In: Economics
With the aid of a diagram, explain the trade-off between unemployment and inflation, both for the Long Run and for the Short Run. The Bank of Canada currently targets 2% inflation. Explain the advantages and disadvantages of lowering the inflation target to 0%.
Short Run : The Phillips curve relates, the rate of inflation with the rate of unemployment ; The Phillips curve states that unemployment and inflation are inversely related , as with a decrease in unemployment, inflation increases. The relationship, is not linear. In the graph The short-run Phillips curve traces an L-shape when the unemployment rate is on the x-axis and the inflation rate is on the y-axis.
The Phillips curve shows the inverse trade-off between inflation and unemployment.With increase in one, the other must decrease. In the graph, an economy can either experience 3% unemployment at the cost of 6% of inflation, or increase unemployment to 5% to bring down the inflation levels to 2%.

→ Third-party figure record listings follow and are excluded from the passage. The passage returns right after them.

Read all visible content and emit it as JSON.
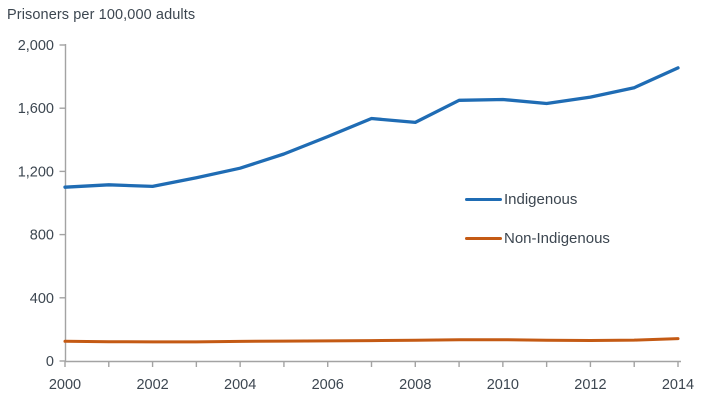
{
  "colors": {
    "axis": "#a3a3a3",
    "text": "#3c4650",
    "indigenous_line": "#1f6cb4",
    "non_indigenous_line": "#c45a14"
  },
  "chart_data": {
    "type": "line",
    "title": "Prisoners per 100,000 adults",
    "xlabel": "",
    "ylabel": "Prisoners per 100,000 adults",
    "x": [
      2000,
      2001,
      2002,
      2003,
      2004,
      2005,
      2006,
      2007,
      2008,
      2009,
      2010,
      2011,
      2012,
      2013,
      2014
    ],
    "series": [
      {
        "name": "Indigenous",
        "color": "#1f6cb4",
        "values": [
          1100,
          1115,
          1105,
          1160,
          1220,
          1310,
          1420,
          1535,
          1510,
          1650,
          1655,
          1630,
          1670,
          1730,
          1855
        ]
      },
      {
        "name": "Non-Indigenous",
        "color": "#c45a14",
        "values": [
          125,
          122,
          121,
          121,
          124,
          126,
          127,
          129,
          131,
          134,
          135,
          131,
          130,
          132,
          142
        ]
      }
    ],
    "ylim": [
      0,
      2000
    ],
    "yticks": [
      {
        "value": 0,
        "label": "0"
      },
      {
        "value": 400,
        "label": "400"
      },
      {
        "value": 800,
        "label": "800"
      },
      {
        "value": 1200,
        "label": "1,200"
      },
      {
        "value": 1600,
        "label": "1,600"
      },
      {
        "value": 2000,
        "label": "2,000"
      }
    ],
    "xticks_major": [
      {
        "value": 2000,
        "label": "2000"
      },
      {
        "value": 2002,
        "label": "2002"
      },
      {
        "value": 2004,
        "label": "2004"
      },
      {
        "value": 2006,
        "label": "2006"
      },
      {
        "value": 2008,
        "label": "2008"
      },
      {
        "value": 2010,
        "label": "2010"
      },
      {
        "value": 2012,
        "label": "2012"
      },
      {
        "value": 2014,
        "label": "2014"
      }
    ],
    "grid": false,
    "legend_position": "inside-right"
  }
}
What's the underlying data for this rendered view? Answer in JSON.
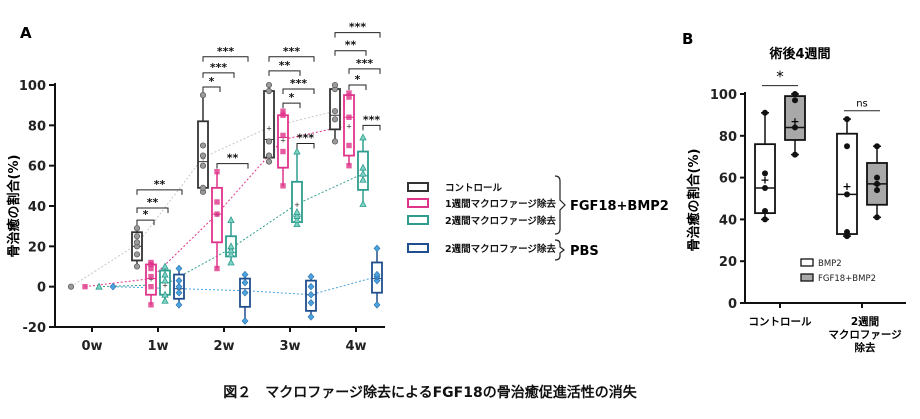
{
  "caption": "図２　マクロファージ除去によるFGF18の骨治癒促進活性の消失",
  "colors": {
    "control": "#333333",
    "control_pt": "#9a9a9a",
    "pink": "#e0338a",
    "teal": "#2e9d8e",
    "blue": "#1f4e8c",
    "blue_pt": "#4aa3df",
    "gray_box": "#a8a8a8"
  },
  "chart_data": [
    {
      "panel": "A",
      "type": "box",
      "ylabel": "骨治癒の割合(%)",
      "ylim": [
        -20,
        100
      ],
      "yticks": [
        "-20",
        "0",
        "20",
        "40",
        "60",
        "80",
        "100"
      ],
      "categories": [
        "0w",
        "1w",
        "2w",
        "3w",
        "4w"
      ],
      "legend": {
        "items": [
          "コントロール",
          "1週間マクロファージ除去",
          "2週間マクロファージ除去",
          "2週間マクロファージ除去"
        ],
        "groups": [
          "FGF18+BMP2",
          "PBS"
        ],
        "placement": "right"
      },
      "series": [
        {
          "name": "コントロール",
          "color_key": "control",
          "boxes": [
            {
              "min": 0,
              "q1": 0,
              "median": 0,
              "q3": 0,
              "max": 0,
              "mean": 0,
              "points": [
                0
              ]
            },
            {
              "min": 10,
              "q1": 13,
              "median": 20,
              "q3": 27,
              "max": 29,
              "mean": 21,
              "points": [
                10,
                16,
                20,
                22,
                25,
                29
              ]
            },
            {
              "min": 47,
              "q1": 49,
              "median": 62,
              "q3": 82,
              "max": 95,
              "mean": 64,
              "points": [
                47,
                49,
                60,
                65,
                70,
                95
              ]
            },
            {
              "min": 62,
              "q1": 64,
              "median": 73,
              "q3": 97,
              "max": 100,
              "mean": 79,
              "points": [
                62,
                65,
                72,
                97,
                100
              ]
            },
            {
              "min": 72,
              "q1": 78,
              "median": 85,
              "q3": 98,
              "max": 100,
              "mean": 87,
              "points": [
                72,
                83,
                87,
                98,
                100
              ]
            }
          ]
        },
        {
          "name": "1週間マクロファージ除去",
          "color_key": "pink",
          "boxes": [
            {
              "min": 0,
              "q1": 0,
              "median": 0,
              "q3": 0,
              "max": 0,
              "mean": 0,
              "points": [
                0
              ]
            },
            {
              "min": -9,
              "q1": -4,
              "median": 4,
              "q3": 11,
              "max": 12,
              "mean": 4,
              "points": [
                -9,
                0,
                5,
                9,
                11,
                12
              ]
            },
            {
              "min": 9,
              "q1": 22,
              "median": 36,
              "q3": 49,
              "max": 57,
              "mean": 36,
              "points": [
                9,
                36,
                42,
                57
              ]
            },
            {
              "min": 50,
              "q1": 59,
              "median": 74,
              "q3": 85,
              "max": 87,
              "mean": 73,
              "points": [
                50,
                67,
                75,
                85,
                87
              ]
            },
            {
              "min": 60,
              "q1": 65,
              "median": 84,
              "q3": 95,
              "max": 96,
              "mean": 80,
              "points": [
                60,
                70,
                84,
                94,
                96
              ]
            }
          ]
        },
        {
          "name": "2週間マクロファージ除去",
          "color_key": "teal",
          "boxes": [
            {
              "min": 0,
              "q1": 0,
              "median": 0,
              "q3": 0,
              "max": 0,
              "mean": 0,
              "points": [
                0
              ]
            },
            {
              "min": -7,
              "q1": -4,
              "median": 2,
              "q3": 8,
              "max": 10,
              "mean": 1,
              "points": [
                -7,
                -4,
                3,
                6,
                10
              ]
            },
            {
              "min": 12,
              "q1": 15,
              "median": 17,
              "q3": 25,
              "max": 33,
              "mean": 19,
              "points": [
                12,
                16,
                18,
                20,
                33
              ]
            },
            {
              "min": 31,
              "q1": 32,
              "median": 35,
              "q3": 52,
              "max": 67,
              "mean": 41,
              "points": [
                31,
                33,
                35,
                37,
                67
              ]
            },
            {
              "min": 41,
              "q1": 48,
              "median": 55,
              "q3": 67,
              "max": 74,
              "mean": 56,
              "points": [
                41,
                53,
                56,
                59,
                74
              ]
            }
          ]
        },
        {
          "name": "2週間マクロファージ除去 (PBS)",
          "color_key": "blue",
          "boxes": [
            {
              "min": 0,
              "q1": 0,
              "median": 0,
              "q3": 0,
              "max": 0,
              "mean": 0,
              "points": [
                0
              ]
            },
            {
              "min": -9,
              "q1": -6,
              "median": -1,
              "q3": 6,
              "max": 9,
              "mean": -1,
              "points": [
                -9,
                -3,
                0,
                3,
                9
              ]
            },
            {
              "min": -17,
              "q1": -10,
              "median": -1,
              "q3": 4,
              "max": 6,
              "mean": -2,
              "points": [
                -17,
                -3,
                2,
                6
              ]
            },
            {
              "min": -15,
              "q1": -12,
              "median": -4,
              "q3": 3,
              "max": 5,
              "mean": -4,
              "points": [
                -15,
                -8,
                -4,
                0,
                5
              ]
            },
            {
              "min": -9,
              "q1": -3,
              "median": 4,
              "q3": 12,
              "max": 19,
              "mean": 5,
              "points": [
                -9,
                3,
                5,
                6,
                19
              ]
            }
          ]
        }
      ],
      "significance": [
        {
          "week": 1,
          "from": 0,
          "to": 1,
          "y": 33,
          "label": "*"
        },
        {
          "week": 1,
          "from": 0,
          "to": 2,
          "y": 39,
          "label": "**"
        },
        {
          "week": 1,
          "from": 0,
          "to": 3,
          "y": 48,
          "label": "**"
        },
        {
          "week": 2,
          "from": 0,
          "to": 1,
          "y": 99,
          "label": "*"
        },
        {
          "week": 2,
          "from": 0,
          "to": 2,
          "y": 106,
          "label": "***"
        },
        {
          "week": 2,
          "from": 0,
          "to": 3,
          "y": 114,
          "label": "***"
        },
        {
          "week": 2,
          "from": 1,
          "to": 3,
          "y": 61,
          "label": "**"
        },
        {
          "week": 3,
          "from": 0,
          "to": 2,
          "y": 107,
          "label": "**"
        },
        {
          "week": 3,
          "from": 0,
          "to": 3,
          "y": 114,
          "label": "***"
        },
        {
          "week": 3,
          "from": 1,
          "to": 2,
          "y": 91,
          "label": "*"
        },
        {
          "week": 3,
          "from": 1,
          "to": 3,
          "y": 98,
          "label": "***"
        },
        {
          "week": 3,
          "from": 2,
          "to": 3,
          "y": 71,
          "label": "***"
        },
        {
          "week": 4,
          "from": 0,
          "to": 3,
          "y": 126,
          "label": "***"
        },
        {
          "week": 4,
          "from": 0,
          "to": 2,
          "y": 117,
          "label": "**"
        },
        {
          "week": 4,
          "from": 1,
          "to": 3,
          "y": 108,
          "label": "***"
        },
        {
          "week": 4,
          "from": 1,
          "to": 2,
          "y": 100,
          "label": "*"
        },
        {
          "week": 4,
          "from": 2,
          "to": 3,
          "y": 80,
          "label": "***"
        }
      ]
    },
    {
      "panel": "B",
      "type": "box",
      "title": "術後4週間",
      "ylabel": "骨治癒の割合(%)",
      "ylim": [
        0,
        100
      ],
      "yticks": [
        "0",
        "20",
        "40",
        "60",
        "80",
        "100"
      ],
      "categories": [
        [
          "コントロール"
        ],
        [
          "2週間",
          "マクロファージ",
          "除去"
        ]
      ],
      "legend": {
        "items": [
          "BMP2",
          "FGF18+BMP2"
        ],
        "placement": "bottom-right"
      },
      "series": [
        {
          "name": "BMP2",
          "fill": "#ffffff",
          "boxes": [
            {
              "min": 40,
              "q1": 43,
              "median": 55,
              "q3": 76,
              "max": 91,
              "mean": 59,
              "points": [
                40,
                44,
                55,
                62,
                91
              ]
            },
            {
              "min": 32,
              "q1": 33,
              "median": 52,
              "q3": 81,
              "max": 88,
              "mean": 56,
              "points": [
                32,
                34,
                52,
                75,
                88
              ]
            }
          ]
        },
        {
          "name": "FGF18+BMP2",
          "fill": "#a8a8a8",
          "boxes": [
            {
              "min": 71,
              "q1": 78,
              "median": 84,
              "q3": 99,
              "max": 100,
              "mean": 87,
              "points": [
                71,
                84,
                97,
                100
              ]
            },
            {
              "min": 41,
              "q1": 47,
              "median": 57,
              "q3": 67,
              "max": 75,
              "mean": 57,
              "points": [
                41,
                54,
                57,
                60,
                75
              ]
            }
          ]
        }
      ],
      "significance": [
        {
          "category": 0,
          "y": 104,
          "label": "*"
        },
        {
          "category": 1,
          "y": 92,
          "label": "ns"
        }
      ]
    }
  ]
}
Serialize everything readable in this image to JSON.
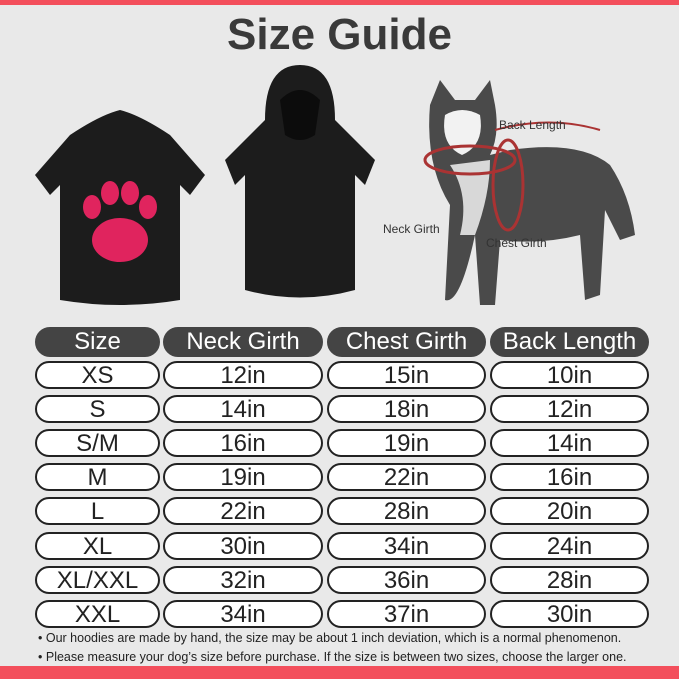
{
  "title": "Size Guide",
  "colors": {
    "accent": "#f34f5c",
    "header_bg": "#444444",
    "paw": "#e0245e"
  },
  "diagram": {
    "back_length": "Back Length",
    "neck_girth": "Neck Girth",
    "chest_girth": "Chest Girth"
  },
  "table": {
    "headers": [
      "Size",
      "Neck Girth",
      "Chest Girth",
      "Back Length"
    ],
    "rows": [
      [
        "XS",
        "12in",
        "15in",
        "10in"
      ],
      [
        "S",
        "14in",
        "18in",
        "12in"
      ],
      [
        "S/M",
        "16in",
        "19in",
        "14in"
      ],
      [
        "M",
        "19in",
        "22in",
        "16in"
      ],
      [
        "L",
        "22in",
        "28in",
        "20in"
      ],
      [
        "XL",
        "30in",
        "34in",
        "24in"
      ],
      [
        "XL/XXL",
        "32in",
        "36in",
        "28in"
      ],
      [
        "XXL",
        "34in",
        "37in",
        "30in"
      ]
    ]
  },
  "notes": [
    "Our hoodies are made by hand, the size may be about 1 inch deviation, which is a normal phenomenon.",
    "Please measure your dog’s size before purchase. If the size is between two sizes, choose the larger one."
  ]
}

Long Run : In the long run, inflation and unemployment are unrelated. Graphically, this means the Phillips curve is vertical, at the natural rate of unemployment, or the hypothetical unemployment rate if aggregate production is in the long-run level. The natural rate of unemployment theory, also known as the non-accelerating inflation rate of unemployment (NAIRU) theory. According to NAIRU theory, expansionary economic policies will create only temporary decreases in unemployment as the economy will adjust to the natural rate. Moreover, when unemployment is below the natural rate, inflation will accelerate. When unemployment is above the natural rate, inflation will decelerate. When the unemployment rate is equal to the natural rate, inflation is stable, or non-accelerating.
Although the economy starts with an initially low level of inflation at point A, attempts to decrease the unemployment rate are futile and only increase inflation to point C. The unemployment rate cannot fall below the natural rate of unemployment, or NAIRU, without increasing inflation in the long run.